National Historic Site of Canada
- Designated: 1998 (plaqued in 2002)

= Backus Mill Heritage and Conservation Centre =

Defunct gristmill near Port Rowan, Ontario, Canada

The Backus Heritage Conservation Area is located in Norfolk County, Ontario, Canada.

==Summary==
The area contains the Backhouse Mill (known in French as Moulin-à-Farine Backhouse, or Backhouse Grist Mill), a gristmill that was built in 1798. It was one of the few mills to not be burned during the War of 1812. The mill stayed in operation until 1957 and is now a national historic site.

The conservation area has facilities for both short-term and seasonal camping. This area is full of local history found in the Backhouse Homestead. In September, the area becomes the site of a reenactment of a battle during the War of 1812.

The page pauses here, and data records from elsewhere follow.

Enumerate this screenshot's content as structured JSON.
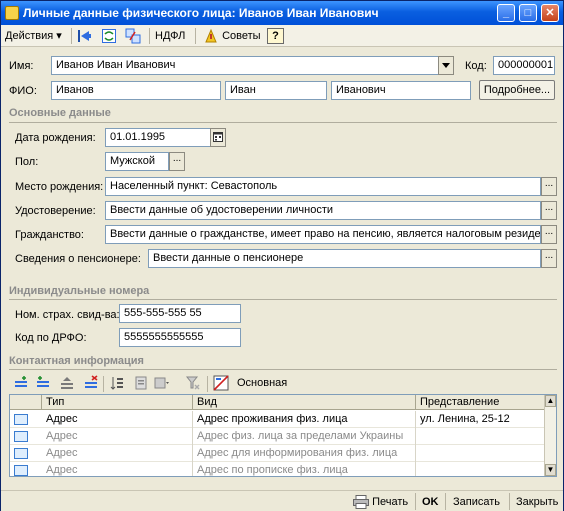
{
  "window": {
    "title": "Личные данные физического лица: Иванов Иван Иванович",
    "min": "_",
    "max": "□",
    "close": "✕"
  },
  "toolbar": {
    "actions_label": "Действия ▾",
    "ndfl_label": "НДФЛ",
    "tips_label": "Советы",
    "help_label": "?"
  },
  "header": {
    "name_label": "Имя:",
    "name_value": "Иванов Иван Иванович",
    "code_label": "Код:",
    "code_value": "000000001",
    "fio_label": "ФИО:",
    "surname": "Иванов",
    "firstname": "Иван",
    "patronymic": "Иванович",
    "more_button": "Подробнее..."
  },
  "basic": {
    "title": "Основные данные",
    "birthdate_label": "Дата рождения:",
    "birthdate_value": "01.01.1995",
    "gender_label": "Пол:",
    "gender_value": "Мужской",
    "birthplace_label": "Место рождения:",
    "birthplace_value": "Населенный пункт: Севастополь",
    "id_label": "Удостоверение:",
    "id_value": "Ввести данные об удостоверении личности",
    "citizenship_label": "Гражданство:",
    "citizenship_value": "Ввести данные о гражданстве, имеет право на пенсию, является налоговым резиде",
    "pensioner_label": "Сведения о пенсионере:",
    "pensioner_value": "Ввести данные о пенсионере",
    "ellipsis": "..."
  },
  "numbers": {
    "title": "Индивидуальные номера",
    "snils_label": "Ном. страх. свид-ва:",
    "snils_value": "555-555-555 55",
    "drfo_label": "Код по ДРФО:",
    "drfo_value": "5555555555555"
  },
  "contacts": {
    "title": "Контактная информация",
    "main_label": "Основная",
    "columns": [
      "Тип",
      "Вид",
      "Представление"
    ],
    "rows": [
      {
        "type": "Адрес",
        "kind": "Адрес проживания физ. лица",
        "repr": "ул. Ленина, 25-12"
      },
      {
        "type": "Адрес",
        "kind": "Адрес физ. лица за пределами Украины",
        "repr": ""
      },
      {
        "type": "Адрес",
        "kind": "Адрес для информирования физ. лица",
        "repr": ""
      },
      {
        "type": "Адрес",
        "kind": "Адрес по прописке физ. лица",
        "repr": ""
      }
    ]
  },
  "footer": {
    "print_label": "Печать",
    "ok_label": "OK",
    "save_label": "Записать",
    "close_label": "Закрыть"
  },
  "colors": {
    "title_bar": "#0A5FE0",
    "window_bg": "#ECE9D8",
    "field_border": "#7f9db9",
    "section_title": "#8b8b8b"
  }
}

The Backus Mill Conservation Education Centre features exhibits about the area's natural history and traditions of waterfowl hunting.

The Heritage Village is an open-air museum that includes restored or reconstructed buildings and structures, including the 19th century Backhouse Homestead, Backhouse Mill, church, carriage shop, barn with agriculture equipment, drive shed with buggies and wagons, two log houses, schoolhouse, saw mill and farm and 19th century industrial equipment. The Museum building includes exhibits about the Long Point Area, 19th century period business displays, and an exhibit about the shipwrecks of Lake Erie at Long Point.

It also features a fully lifeguarded pool.